Саммерли пожал плечами.

— Откуда нам знать? Ради какого-то неведомого нам замысла — а человек появился лишь случайно, как побочный продукт этого процесса. Рассуждая подобным образом, вы напоминаете пену на поверхности океана, которая сочла, что океан был создан для того, чтобы появилась и существовала она, или церковную мышь полагающую, что это здание возведено именно для нее.

Я старался записывать каждое их слово, но вскоре обмен репликами стал перерастать в обычный шумный спор, пестрящий сложными научными терминами. Несомненно, это большая честь слушать, как такие умы спорят о высоком; но поскольку им никак не удавалось найти общий язык, то простые люди, — такие как мы с лордом Джоном, — не могли почерпнуть для себя из этого представления ровным счетом ничего. Они пытались нейтрализовать друг друга, а мы остались предоставлены сами себе и уже мало что понимали. Наконец шум смолк, Саммерли вжался в свое кресло, тогда как Челленджер продолжал сидеть у микроскопа, крутить колесико и медленно, тихо и невнятно ворчать, словно море после шторма. Ко мне подошел лорд Джон, и мы вместе стали вглядываться в темноту ночи.

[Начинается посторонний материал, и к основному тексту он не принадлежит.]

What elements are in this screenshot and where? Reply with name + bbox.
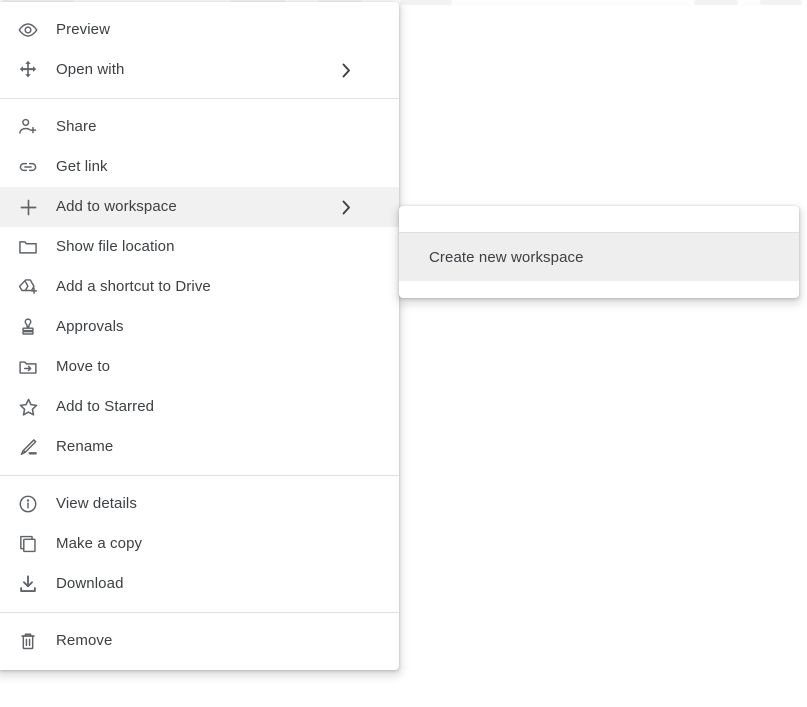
menu-item-label: Preview bbox=[56, 21, 111, 38]
menu-divider bbox=[0, 475, 399, 476]
menu-item-label: Approvals bbox=[56, 318, 124, 335]
menu-item-make-a-copy[interactable]: Make a copy bbox=[0, 524, 399, 564]
menu-item-label: Show file location bbox=[56, 238, 175, 255]
menu-item-label: Add a shortcut to Drive bbox=[56, 278, 211, 295]
chevron-right-icon bbox=[335, 200, 357, 215]
submenu-empty-section bbox=[399, 206, 799, 232]
menu-item-show-file-location[interactable]: Show file location bbox=[0, 227, 399, 267]
trash-icon bbox=[0, 630, 56, 652]
menu-item-preview[interactable]: Preview bbox=[0, 10, 399, 50]
menu-item-move-to[interactable]: Move to bbox=[0, 347, 399, 387]
menu-item-rename[interactable]: Rename bbox=[0, 427, 399, 467]
menu-item-label: Add to Starred bbox=[56, 398, 155, 415]
folder-icon bbox=[0, 236, 56, 258]
copy-icon bbox=[0, 533, 56, 555]
open-with-icon bbox=[0, 59, 56, 81]
link-icon bbox=[0, 156, 56, 178]
menu-item-view-details[interactable]: View details bbox=[0, 484, 399, 524]
menu-item-label: Open with bbox=[56, 61, 125, 78]
menu-item-get-link[interactable]: Get link bbox=[0, 147, 399, 187]
menu-item-approvals[interactable]: Approvals bbox=[0, 307, 399, 347]
menu-item-add-shortcut-to-drive[interactable]: Add a shortcut to Drive bbox=[0, 267, 399, 307]
menu-item-share[interactable]: Share bbox=[0, 107, 399, 147]
menu-item-add-to-starred[interactable]: Add to Starred bbox=[0, 387, 399, 427]
star-icon bbox=[0, 396, 56, 419]
add-to-workspace-submenu: Create new workspace bbox=[399, 206, 799, 298]
menu-item-label: Move to bbox=[56, 358, 111, 375]
info-icon bbox=[0, 493, 56, 515]
file-context-menu: Preview Open with Share Get link Add to … bbox=[0, 2, 399, 670]
menu-item-open-with[interactable]: Open with bbox=[0, 50, 399, 90]
stamp-icon bbox=[0, 316, 56, 338]
menu-item-label: Download bbox=[56, 575, 124, 592]
menu-item-label: Add to workspace bbox=[56, 198, 177, 215]
pencil-icon bbox=[0, 436, 56, 458]
chevron-right-icon bbox=[335, 63, 357, 78]
menu-item-download[interactable]: Download bbox=[0, 564, 399, 604]
menu-item-label: Get link bbox=[56, 158, 108, 175]
menu-item-label: Rename bbox=[56, 438, 114, 455]
plus-icon bbox=[0, 196, 56, 219]
submenu-bottom-padding bbox=[399, 281, 799, 298]
menu-item-remove[interactable]: Remove bbox=[0, 621, 399, 661]
menu-item-label: Remove bbox=[56, 632, 113, 649]
download-icon bbox=[0, 573, 56, 595]
menu-divider bbox=[0, 98, 399, 99]
menu-item-add-to-workspace[interactable]: Add to workspace bbox=[0, 187, 399, 227]
folder-move-icon bbox=[0, 356, 56, 378]
menu-item-label: Make a copy bbox=[56, 535, 143, 552]
submenu-item-label: Create new workspace bbox=[429, 248, 584, 266]
drive-shortcut-icon bbox=[0, 276, 56, 298]
menu-divider bbox=[0, 612, 399, 613]
menu-item-label: Share bbox=[56, 118, 97, 135]
submenu-item-create-new-workspace[interactable]: Create new workspace bbox=[399, 233, 799, 281]
menu-item-label: View details bbox=[56, 495, 137, 512]
eye-icon bbox=[0, 19, 56, 41]
person-add-icon bbox=[0, 116, 56, 138]
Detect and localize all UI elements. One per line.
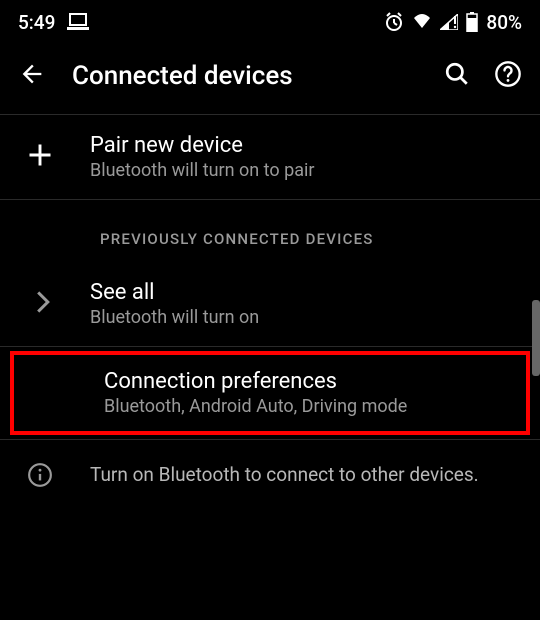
divider (0, 346, 540, 347)
pair-new-device-row[interactable]: Pair new device Bluetooth will turn on t… (0, 115, 540, 199)
see-all-title: See all (90, 280, 518, 305)
battery-icon (466, 12, 478, 32)
bluetooth-info-row: Turn on Bluetooth to connect to other de… (0, 440, 540, 510)
see-all-subtitle: Bluetooth will turn on (90, 307, 518, 328)
signal-icon (440, 14, 458, 30)
status-bar: 5:49 80% (0, 0, 540, 44)
pair-subtitle: Bluetooth will turn on to pair (90, 160, 518, 181)
info-icon (27, 462, 53, 492)
see-all-row[interactable]: See all Bluetooth will turn on (0, 262, 540, 346)
back-icon[interactable] (18, 60, 46, 92)
help-icon[interactable] (494, 60, 522, 92)
alarm-icon (384, 12, 404, 32)
laptop-icon (67, 13, 89, 31)
section-previously-connected: PREVIOUSLY CONNECTED DEVICES (0, 200, 540, 262)
info-text: Turn on Bluetooth to connect to other de… (90, 462, 479, 489)
connection-preferences-row[interactable]: Connection preferences Bluetooth, Androi… (10, 351, 530, 435)
scrollbar[interactable] (532, 300, 540, 376)
page-title: Connected devices (72, 61, 418, 91)
app-header: Connected devices (0, 44, 540, 114)
search-icon[interactable] (444, 61, 470, 91)
battery-percent: 80% (486, 11, 522, 34)
pair-title: Pair new device (90, 133, 518, 158)
wifi-icon (412, 14, 432, 30)
chevron-right-icon (35, 290, 51, 318)
connection-prefs-subtitle: Bluetooth, Android Auto, Driving mode (104, 396, 514, 417)
connection-prefs-title: Connection preferences (104, 369, 514, 394)
status-time: 5:49 (18, 11, 55, 34)
plus-icon (26, 141, 54, 173)
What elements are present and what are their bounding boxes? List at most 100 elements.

В черном небе висела бледная молодая луна — последняя, которую увидит человек, — и очень яркие звезды. Даже в чистом воздухе на плато в Южной Америке я никогда не видел таких. Возможно, изменения эфира каким-то образом повлияли на их свет. Погребальный костер Брайтона все еще пылал, а вдалеке, в небе на западе виднелось другое алое зарево, которое, видимо, свидетельствовало о подобном пожаре в Эранделе или Чичестере[156], а может, даже в Портсмуте[157]. Я сидел, размышляя и изредка делая кое-какие заметки. Воздух был наполнен сладкой меланхолией. Юность, красота, благородство, любовь — неужели этому всему наступил конец? Залитая звездным светом Земля казалась миром грез, полным мягкого спокойствия. Кто бы мог подумать, что однажды она превратится в Голгофу, усеянную человеческими телами? И вдруг я заметил, что смеюсь.